Isorropodon species are only found in deep-sea habitats including cold seeps, hydrocarbon-rich mud volcanoes, seamounts and areas with submerged deep-sea plant debris. They are usually under 16mm and their geographical range spans from the Mediterranean Sea to the Atlantic Ocean and north into the Arctic basin.

== Description ==
The shell structure of Isorropodon is usually small, fragile, thin, and smooth.
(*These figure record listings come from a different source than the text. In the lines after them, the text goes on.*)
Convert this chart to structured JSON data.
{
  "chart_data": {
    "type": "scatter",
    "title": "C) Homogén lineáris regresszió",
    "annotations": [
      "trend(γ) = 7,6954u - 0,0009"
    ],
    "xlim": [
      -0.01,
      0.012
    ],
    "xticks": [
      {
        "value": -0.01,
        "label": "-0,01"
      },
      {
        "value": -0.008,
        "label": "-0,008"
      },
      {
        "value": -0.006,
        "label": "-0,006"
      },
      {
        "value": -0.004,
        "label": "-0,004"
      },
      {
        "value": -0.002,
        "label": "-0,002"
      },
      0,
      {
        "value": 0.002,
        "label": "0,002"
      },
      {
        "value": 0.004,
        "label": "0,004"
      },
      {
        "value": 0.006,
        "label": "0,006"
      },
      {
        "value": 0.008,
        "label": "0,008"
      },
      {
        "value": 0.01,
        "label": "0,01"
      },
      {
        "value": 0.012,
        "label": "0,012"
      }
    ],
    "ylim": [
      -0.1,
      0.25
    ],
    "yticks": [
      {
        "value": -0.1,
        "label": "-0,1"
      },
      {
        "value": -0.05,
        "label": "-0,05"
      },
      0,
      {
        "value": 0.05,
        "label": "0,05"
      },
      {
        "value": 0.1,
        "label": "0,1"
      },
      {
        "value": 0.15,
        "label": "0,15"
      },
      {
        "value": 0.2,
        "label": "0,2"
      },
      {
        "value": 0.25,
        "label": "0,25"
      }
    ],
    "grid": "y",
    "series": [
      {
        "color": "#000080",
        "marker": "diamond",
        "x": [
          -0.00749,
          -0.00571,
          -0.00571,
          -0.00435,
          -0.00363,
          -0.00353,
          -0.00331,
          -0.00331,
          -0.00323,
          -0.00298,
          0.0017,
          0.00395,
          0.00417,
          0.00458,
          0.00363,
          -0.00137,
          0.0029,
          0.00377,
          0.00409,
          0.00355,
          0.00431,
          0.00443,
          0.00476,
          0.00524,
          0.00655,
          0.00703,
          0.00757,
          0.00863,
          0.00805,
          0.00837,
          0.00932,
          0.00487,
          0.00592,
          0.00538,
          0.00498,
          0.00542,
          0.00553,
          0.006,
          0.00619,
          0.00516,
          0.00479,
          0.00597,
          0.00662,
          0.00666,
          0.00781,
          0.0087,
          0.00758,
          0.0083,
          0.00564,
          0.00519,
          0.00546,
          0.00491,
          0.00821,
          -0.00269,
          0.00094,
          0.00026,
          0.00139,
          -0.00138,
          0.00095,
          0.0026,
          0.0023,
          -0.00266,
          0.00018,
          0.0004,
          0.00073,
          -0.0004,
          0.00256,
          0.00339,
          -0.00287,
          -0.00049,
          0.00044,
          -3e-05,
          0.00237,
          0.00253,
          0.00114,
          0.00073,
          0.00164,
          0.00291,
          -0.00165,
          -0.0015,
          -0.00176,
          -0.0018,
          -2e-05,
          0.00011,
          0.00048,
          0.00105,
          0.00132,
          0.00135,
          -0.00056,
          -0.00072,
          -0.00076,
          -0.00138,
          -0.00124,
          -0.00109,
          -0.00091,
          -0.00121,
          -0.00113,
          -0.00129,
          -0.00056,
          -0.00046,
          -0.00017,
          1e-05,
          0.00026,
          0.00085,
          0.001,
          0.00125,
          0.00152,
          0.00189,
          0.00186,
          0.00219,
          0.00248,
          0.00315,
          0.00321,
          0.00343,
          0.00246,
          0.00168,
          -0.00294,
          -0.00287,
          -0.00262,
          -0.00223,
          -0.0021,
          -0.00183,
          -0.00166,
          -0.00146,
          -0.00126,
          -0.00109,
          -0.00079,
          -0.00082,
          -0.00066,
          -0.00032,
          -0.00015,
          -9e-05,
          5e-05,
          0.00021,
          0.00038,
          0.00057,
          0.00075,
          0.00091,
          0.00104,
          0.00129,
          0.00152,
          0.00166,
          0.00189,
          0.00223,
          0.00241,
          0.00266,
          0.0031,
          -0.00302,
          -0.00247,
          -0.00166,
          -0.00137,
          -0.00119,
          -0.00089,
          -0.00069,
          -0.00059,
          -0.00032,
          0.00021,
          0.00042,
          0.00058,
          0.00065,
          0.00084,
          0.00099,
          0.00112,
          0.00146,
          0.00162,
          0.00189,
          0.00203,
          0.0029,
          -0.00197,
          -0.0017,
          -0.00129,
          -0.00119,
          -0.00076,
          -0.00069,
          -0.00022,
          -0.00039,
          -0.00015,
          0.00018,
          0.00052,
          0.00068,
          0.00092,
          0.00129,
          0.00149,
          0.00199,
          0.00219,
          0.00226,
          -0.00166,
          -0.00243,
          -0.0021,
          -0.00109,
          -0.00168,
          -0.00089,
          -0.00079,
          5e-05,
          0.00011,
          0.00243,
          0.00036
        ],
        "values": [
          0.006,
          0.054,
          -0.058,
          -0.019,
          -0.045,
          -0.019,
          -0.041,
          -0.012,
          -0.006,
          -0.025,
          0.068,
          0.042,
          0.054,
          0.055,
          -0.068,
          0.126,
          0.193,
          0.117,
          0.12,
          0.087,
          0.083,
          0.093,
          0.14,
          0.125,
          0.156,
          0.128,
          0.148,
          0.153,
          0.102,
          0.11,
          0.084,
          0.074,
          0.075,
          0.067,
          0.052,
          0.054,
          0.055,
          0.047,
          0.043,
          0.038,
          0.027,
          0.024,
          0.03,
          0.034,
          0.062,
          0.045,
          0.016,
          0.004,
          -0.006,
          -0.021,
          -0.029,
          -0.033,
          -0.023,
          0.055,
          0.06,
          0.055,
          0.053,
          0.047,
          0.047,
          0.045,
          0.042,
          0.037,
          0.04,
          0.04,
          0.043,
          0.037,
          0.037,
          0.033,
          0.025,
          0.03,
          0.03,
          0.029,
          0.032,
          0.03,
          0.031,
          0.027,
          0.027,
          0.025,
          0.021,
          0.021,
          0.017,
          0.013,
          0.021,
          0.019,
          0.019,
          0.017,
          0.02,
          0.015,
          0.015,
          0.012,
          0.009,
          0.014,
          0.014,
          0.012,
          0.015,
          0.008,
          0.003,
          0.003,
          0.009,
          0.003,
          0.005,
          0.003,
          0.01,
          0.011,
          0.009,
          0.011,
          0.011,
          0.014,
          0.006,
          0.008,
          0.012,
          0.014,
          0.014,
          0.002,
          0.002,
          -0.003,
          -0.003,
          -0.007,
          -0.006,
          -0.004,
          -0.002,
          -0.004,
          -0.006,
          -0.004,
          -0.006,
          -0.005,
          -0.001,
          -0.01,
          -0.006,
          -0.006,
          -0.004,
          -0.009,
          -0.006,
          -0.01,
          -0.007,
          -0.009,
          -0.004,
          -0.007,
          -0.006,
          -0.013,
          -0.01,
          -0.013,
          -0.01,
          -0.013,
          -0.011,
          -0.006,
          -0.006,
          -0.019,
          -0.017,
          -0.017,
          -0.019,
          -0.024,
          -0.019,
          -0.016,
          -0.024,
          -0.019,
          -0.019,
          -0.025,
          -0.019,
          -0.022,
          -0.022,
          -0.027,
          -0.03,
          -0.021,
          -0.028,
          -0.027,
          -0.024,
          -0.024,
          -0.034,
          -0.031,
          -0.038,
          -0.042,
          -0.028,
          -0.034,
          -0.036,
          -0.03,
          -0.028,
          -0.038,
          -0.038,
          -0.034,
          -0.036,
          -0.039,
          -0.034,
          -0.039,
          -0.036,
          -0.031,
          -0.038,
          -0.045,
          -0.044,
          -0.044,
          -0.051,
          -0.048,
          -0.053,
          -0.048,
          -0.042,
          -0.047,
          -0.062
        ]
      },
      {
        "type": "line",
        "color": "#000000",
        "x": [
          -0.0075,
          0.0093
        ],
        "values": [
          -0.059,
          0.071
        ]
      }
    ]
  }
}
The shell shape is usually elliptical or subovate.

== Species ==
According to the World Register of Marine Species the genus Isorropodon currently contains the following recognized species.

- Isorropodon arguinensis L. Hoffmann, Cosel & Freiwald, 2019
- Isorropodon bigoti Cosel & C. Salas, 2001
- Isorropodon curtus Cosel & C. Salas, 2001
- Isorropodon elongatus J. A. Allen, 2001
- Isorropodon kaikoae Okutani, Fujikura & Kojima, 2000
- Isorropodon mackayi P. G. Oliver & Drewery, 2014
- Isorropodon megadesmus P. G. Oliver, Rodrigues & M. Cunha, 2011
- Isorropodon nyeggaensis Krylova, 2011
- Isorropodon perplexus Sturany, 1896 (Type species)
- Isorropodon smithii Dall, 1889
- Isorropodon striatus Jaeckel & Thiele, 1931
- Isorropodon tenina J. A. Allen, 2001

The genus also contains two extinct species.